An early prototype of the original iPhone has been shared online by Sonny Dickson, with a collection of images and a video that provide a glimpse into one version of the iPhone that Apple created and tested before ending up with the first iteration of the device. The prototype includes some similar features to the first generation iPhone, like an aluminium chassis, multi-touch compatible screen, 2G connectivity and Wi-Fi, but its entire user interface is taken directly from the click wheel system of Apple's original iPod line.
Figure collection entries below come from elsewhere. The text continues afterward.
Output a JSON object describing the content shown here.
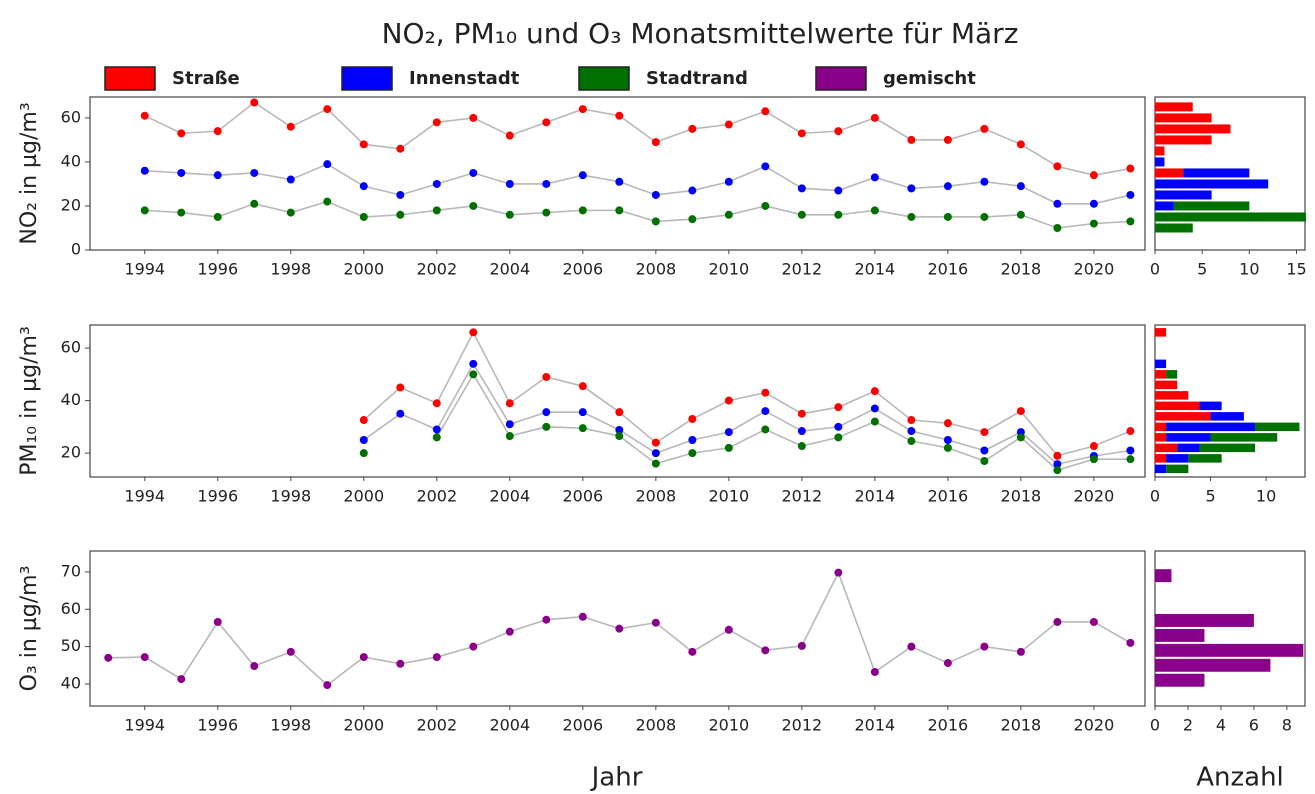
{
  "chart_data": [
    {
      "type": "line",
      "title": "NO₂, PM₁₀ und O₃ Monatsmittelwerte für März",
      "ylabel": "NO₂ in µg/m³",
      "x": [
        1994,
        1995,
        1996,
        1997,
        1998,
        1999,
        2000,
        2001,
        2002,
        2003,
        2004,
        2005,
        2006,
        2007,
        2008,
        2009,
        2010,
        2011,
        2012,
        2013,
        2014,
        2015,
        2016,
        2017,
        2018,
        2019,
        2020,
        2021
      ],
      "xlim": [
        1992.5,
        2021.4
      ],
      "xticks": [
        1994,
        1996,
        1998,
        2000,
        2002,
        2004,
        2006,
        2008,
        2010,
        2012,
        2014,
        2016,
        2018,
        2020
      ],
      "ylim": [
        0,
        69.5
      ],
      "yticks": [
        0,
        20,
        40,
        60
      ],
      "line_color": "#b8b8b8",
      "series": [
        {
          "name": "Straße",
          "color": "#ff0000",
          "values": [
            61,
            53,
            54,
            67,
            56,
            64,
            48,
            46,
            58,
            60,
            52,
            58,
            64,
            61,
            49,
            55,
            57,
            63,
            53,
            54,
            60,
            50,
            50,
            55,
            48,
            38,
            34,
            37
          ]
        },
        {
          "name": "Innenstadt",
          "color": "#0000ff",
          "values": [
            36,
            35,
            34,
            35,
            32,
            39,
            29,
            25,
            30,
            35,
            30,
            30,
            34,
            31,
            25,
            27,
            31,
            38,
            28,
            27,
            33,
            28,
            29,
            31,
            29,
            21,
            21,
            25
          ]
        },
        {
          "name": "Stadtrand",
          "color": "#007000",
          "values": [
            18,
            17,
            15,
            21,
            17,
            22,
            15,
            16,
            18,
            20,
            16,
            17,
            18,
            18,
            13,
            14,
            16,
            20,
            16,
            16,
            18,
            15,
            15,
            15,
            16,
            10,
            12,
            13
          ]
        }
      ]
    },
    {
      "type": "histogram",
      "orientation": "horizontal",
      "stacked": true,
      "bins": [
        7.5,
        12.5,
        17.5,
        22.5,
        27.5,
        32.5,
        37.5,
        42.5,
        47.5,
        52.5,
        57.5,
        62.5,
        67.5
      ],
      "ylim": [
        0,
        69.5
      ],
      "xlim": [
        0,
        15.9
      ],
      "xticks": [
        0,
        5,
        10,
        15
      ],
      "series": [
        {
          "color": "#ff0000",
          "values": [
            0,
            0,
            0,
            0,
            0,
            3,
            0,
            1,
            6,
            8,
            6,
            4
          ]
        },
        {
          "color": "#0000ff",
          "values": [
            0,
            0,
            2,
            6,
            12,
            7,
            1,
            0,
            0,
            0,
            0,
            0
          ]
        },
        {
          "color": "#007000",
          "values": [
            4,
            16,
            8,
            0,
            0,
            0,
            0,
            0,
            0,
            0,
            0,
            0
          ]
        }
      ]
    },
    {
      "type": "line",
      "ylabel": "PM₁₀ in µg/m³",
      "x": [
        1994,
        1995,
        1996,
        1997,
        1998,
        1999,
        2000,
        2001,
        2002,
        2003,
        2004,
        2005,
        2006,
        2007,
        2008,
        2009,
        2010,
        2011,
        2012,
        2013,
        2014,
        2015,
        2016,
        2017,
        2018,
        2019,
        2020,
        2021
      ],
      "xlim": [
        1992.5,
        2021.4
      ],
      "xticks": [
        1994,
        1996,
        1998,
        2000,
        2002,
        2004,
        2006,
        2008,
        2010,
        2012,
        2014,
        2016,
        2018,
        2020
      ],
      "ylim": [
        10.9,
        68.8
      ],
      "yticks": [
        20,
        40,
        60
      ],
      "line_color": "#b8b8b8",
      "series": [
        {
          "name": "Straße",
          "color": "#ff0000",
          "values": [
            null,
            null,
            null,
            null,
            null,
            null,
            32.6,
            45,
            39,
            66,
            39,
            49,
            45.5,
            35.6,
            24,
            33,
            40,
            43,
            35,
            37.5,
            43.6,
            32.6,
            31.4,
            28,
            36,
            19,
            22.7,
            28.4
          ]
        },
        {
          "name": "Innenstadt",
          "color": "#0000ff",
          "values": [
            null,
            null,
            null,
            null,
            null,
            null,
            25,
            35,
            29,
            54,
            31,
            35.6,
            35.6,
            28.8,
            20,
            25,
            28,
            36,
            28.4,
            30,
            37,
            28.4,
            25,
            21,
            28,
            15.8,
            18.9,
            21
          ]
        },
        {
          "name": "Stadtrand",
          "color": "#007000",
          "values": [
            null,
            null,
            null,
            null,
            null,
            null,
            20,
            null,
            26,
            50,
            26.5,
            30,
            29.5,
            26.5,
            16,
            20,
            22,
            29,
            22.7,
            26,
            32,
            24.6,
            22,
            17,
            26,
            13.5,
            17.7,
            17.7
          ]
        }
      ]
    },
    {
      "type": "histogram",
      "orientation": "horizontal",
      "stacked": true,
      "bins": [
        12,
        16,
        20,
        24,
        28,
        32,
        36,
        40,
        44,
        48,
        52,
        56,
        60,
        64,
        68
      ],
      "ylim": [
        10.9,
        68.8
      ],
      "xlim": [
        0,
        13.5
      ],
      "xticks": [
        0,
        5,
        10
      ],
      "series": [
        {
          "color": "#ff0000",
          "values": [
            0,
            1,
            2,
            1,
            1,
            5,
            4,
            3,
            2,
            1,
            0,
            0,
            0,
            1
          ]
        },
        {
          "color": "#0000ff",
          "values": [
            1,
            2,
            2,
            4,
            8,
            3,
            2,
            0,
            0,
            0,
            1,
            0,
            0,
            0
          ]
        },
        {
          "color": "#007000",
          "values": [
            2,
            3,
            5,
            6,
            4,
            0,
            0,
            0,
            0,
            1,
            0,
            0,
            0,
            0
          ]
        }
      ]
    },
    {
      "type": "line",
      "ylabel": "O₃ in µg/m³",
      "xlabel": "Jahr",
      "x": [
        1993,
        1994,
        1995,
        1996,
        1997,
        1998,
        1999,
        2000,
        2001,
        2002,
        2003,
        2004,
        2005,
        2006,
        2007,
        2008,
        2009,
        2010,
        2011,
        2012,
        2013,
        2014,
        2015,
        2016,
        2017,
        2018,
        2019,
        2020,
        2021
      ],
      "xlim": [
        1992.5,
        2021.4
      ],
      "xticks": [
        1994,
        1996,
        1998,
        2000,
        2002,
        2004,
        2006,
        2008,
        2010,
        2012,
        2014,
        2016,
        2018,
        2020
      ],
      "ylim": [
        34.1,
        75.6
      ],
      "yticks": [
        40,
        50,
        60,
        70
      ],
      "line_color": "#b8b8b8",
      "series": [
        {
          "name": "gemischt",
          "color": "#8b008b",
          "values": [
            47,
            47.2,
            41.3,
            56.6,
            44.8,
            48.6,
            39.7,
            47.2,
            45.4,
            47.2,
            50,
            54,
            57.2,
            58,
            54.8,
            56.4,
            48.6,
            54.5,
            49,
            50.2,
            69.8,
            43.2,
            50,
            45.6,
            50,
            48.6,
            56.6,
            56.6,
            51
          ]
        }
      ]
    },
    {
      "type": "histogram",
      "orientation": "horizontal",
      "stacked": true,
      "xlabel": "Anzahl",
      "bins": [
        39,
        43,
        47,
        51,
        55,
        59,
        63,
        67,
        71
      ],
      "ylim": [
        34.1,
        75.6
      ],
      "xlim": [
        0,
        9.1
      ],
      "xticks": [
        0,
        2,
        4,
        6,
        8
      ],
      "series": [
        {
          "color": "#8b008b",
          "values": [
            3,
            7,
            9,
            3,
            6,
            0,
            0,
            1
          ]
        }
      ]
    }
  ]
}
Called "Acorn OS," the prototype software includes an on-screen click wheel on the bottom half of the screen and a menu system on the top half, and the two are bisected by a bar with rewind, menu, play/pause, and fast-forward buttons. On the menu are options such as “Favorites”, “SMS”, “Music”, “Settings” and “Recents," and it's navigated by circling around the click wheel to go up and down, with a center press confirming an action, just like on the iPod. Instead of the modern touch-driven interface we now call iOS, it featured an operating system dubbed “Acorn OS” (this was an internal code name, and it unclear if it would have kept that name if it had been released), which is derived from the acorn shown on boot.
Not much else is known about the device, apart from the fact that it differs heavily from the iPhone we know today, and that very few units running “Acorn OS” exist, with most of them likely being destroyed by Apple, a company in which there is a specific job role in relation to the destruction of prototypes.
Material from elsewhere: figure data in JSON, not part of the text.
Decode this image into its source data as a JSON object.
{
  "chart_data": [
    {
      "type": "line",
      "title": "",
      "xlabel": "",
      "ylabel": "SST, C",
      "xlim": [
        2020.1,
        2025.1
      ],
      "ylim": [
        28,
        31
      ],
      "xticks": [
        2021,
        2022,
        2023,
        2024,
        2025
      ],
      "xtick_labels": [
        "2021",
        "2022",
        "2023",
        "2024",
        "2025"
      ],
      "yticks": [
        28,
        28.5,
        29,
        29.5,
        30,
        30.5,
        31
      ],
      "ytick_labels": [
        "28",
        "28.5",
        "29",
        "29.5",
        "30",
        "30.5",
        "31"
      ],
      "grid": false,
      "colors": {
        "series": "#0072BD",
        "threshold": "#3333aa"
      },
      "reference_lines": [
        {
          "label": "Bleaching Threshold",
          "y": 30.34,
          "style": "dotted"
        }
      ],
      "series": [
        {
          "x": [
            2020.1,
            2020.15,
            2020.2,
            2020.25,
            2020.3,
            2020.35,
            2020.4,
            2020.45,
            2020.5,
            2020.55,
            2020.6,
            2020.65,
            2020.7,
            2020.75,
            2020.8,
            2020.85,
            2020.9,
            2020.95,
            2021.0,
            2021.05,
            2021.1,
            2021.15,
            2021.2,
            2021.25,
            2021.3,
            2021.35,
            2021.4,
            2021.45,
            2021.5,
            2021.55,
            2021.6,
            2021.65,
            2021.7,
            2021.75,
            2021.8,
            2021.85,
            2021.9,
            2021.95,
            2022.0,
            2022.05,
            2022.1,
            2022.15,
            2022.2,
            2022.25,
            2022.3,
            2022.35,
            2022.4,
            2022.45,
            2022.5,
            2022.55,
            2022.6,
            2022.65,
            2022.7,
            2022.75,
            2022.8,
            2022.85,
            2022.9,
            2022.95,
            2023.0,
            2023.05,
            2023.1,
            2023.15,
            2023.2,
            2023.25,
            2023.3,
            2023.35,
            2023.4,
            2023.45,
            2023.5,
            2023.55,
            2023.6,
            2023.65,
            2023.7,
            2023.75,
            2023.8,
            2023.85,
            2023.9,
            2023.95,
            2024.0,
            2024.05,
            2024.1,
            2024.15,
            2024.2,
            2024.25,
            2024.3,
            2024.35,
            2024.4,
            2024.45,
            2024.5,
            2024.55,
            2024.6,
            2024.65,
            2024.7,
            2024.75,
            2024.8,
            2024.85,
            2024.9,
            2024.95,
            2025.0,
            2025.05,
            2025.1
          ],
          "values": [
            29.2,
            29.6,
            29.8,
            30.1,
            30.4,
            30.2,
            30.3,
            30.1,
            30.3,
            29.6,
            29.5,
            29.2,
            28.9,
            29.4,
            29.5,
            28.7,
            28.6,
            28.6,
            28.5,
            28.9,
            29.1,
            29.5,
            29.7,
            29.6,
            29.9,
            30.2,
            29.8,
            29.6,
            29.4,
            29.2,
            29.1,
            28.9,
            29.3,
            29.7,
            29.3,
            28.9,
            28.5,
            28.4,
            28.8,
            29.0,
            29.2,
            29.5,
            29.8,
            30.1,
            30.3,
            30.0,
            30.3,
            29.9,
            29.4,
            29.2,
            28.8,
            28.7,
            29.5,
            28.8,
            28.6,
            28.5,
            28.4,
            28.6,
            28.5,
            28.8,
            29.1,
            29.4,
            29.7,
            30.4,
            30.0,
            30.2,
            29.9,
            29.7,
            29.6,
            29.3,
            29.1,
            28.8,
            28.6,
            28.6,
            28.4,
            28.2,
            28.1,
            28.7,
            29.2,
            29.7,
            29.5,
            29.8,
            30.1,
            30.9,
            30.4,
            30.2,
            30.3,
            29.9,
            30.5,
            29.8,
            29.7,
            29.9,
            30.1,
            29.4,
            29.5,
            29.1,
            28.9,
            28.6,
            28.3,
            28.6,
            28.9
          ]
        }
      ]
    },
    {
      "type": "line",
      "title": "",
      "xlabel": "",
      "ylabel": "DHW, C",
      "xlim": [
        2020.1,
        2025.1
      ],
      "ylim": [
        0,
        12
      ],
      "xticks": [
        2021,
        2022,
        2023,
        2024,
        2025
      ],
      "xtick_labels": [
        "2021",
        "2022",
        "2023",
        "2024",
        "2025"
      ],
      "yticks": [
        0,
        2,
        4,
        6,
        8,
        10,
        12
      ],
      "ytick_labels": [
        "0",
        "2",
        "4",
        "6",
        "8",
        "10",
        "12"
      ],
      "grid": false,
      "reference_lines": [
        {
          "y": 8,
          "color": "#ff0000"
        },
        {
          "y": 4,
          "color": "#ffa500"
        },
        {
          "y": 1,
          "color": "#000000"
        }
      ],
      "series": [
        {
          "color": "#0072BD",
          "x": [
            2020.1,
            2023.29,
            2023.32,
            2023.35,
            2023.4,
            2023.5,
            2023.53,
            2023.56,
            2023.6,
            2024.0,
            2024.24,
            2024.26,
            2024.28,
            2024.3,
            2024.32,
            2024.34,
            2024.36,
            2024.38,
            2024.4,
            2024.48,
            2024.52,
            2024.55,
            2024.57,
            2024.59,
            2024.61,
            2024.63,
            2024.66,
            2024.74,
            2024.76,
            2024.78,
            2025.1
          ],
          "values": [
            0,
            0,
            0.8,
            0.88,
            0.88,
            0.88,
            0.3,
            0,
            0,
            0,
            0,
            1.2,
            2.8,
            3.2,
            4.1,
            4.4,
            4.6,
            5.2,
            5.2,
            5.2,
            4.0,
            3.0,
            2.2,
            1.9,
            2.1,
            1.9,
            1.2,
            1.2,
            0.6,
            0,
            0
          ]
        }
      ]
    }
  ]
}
Dickson references Apple's patent for a "multi-functional hand-held device," filed and published in 2006, as proof that such a prototype did exist at one point and could potentially have been an alternate version of the iPhone. In one of the patent's drawings, a click wheel can be seen as a possible input method for the proposed device. The patent's abstract describes a product with "at most only a few physical buttons, keys, or switches so that its display size can be substantially increased."
It's well known that to get to the current version of iOS we have today, Steve Jobs originally placed "iPod Father" Tony Fadell and Macintosh executive Scott Forstall in ahead-to-head competition to come up with the best mobile operating system possible. The two teams represented a clashing idea that Jobs had for the iPhone: enlarge the iPod's OS or come up with a compact version of the Mac's OS. Forstall's team won, and it appears that today's shared prototype is a bygone leftover of the losing side's work.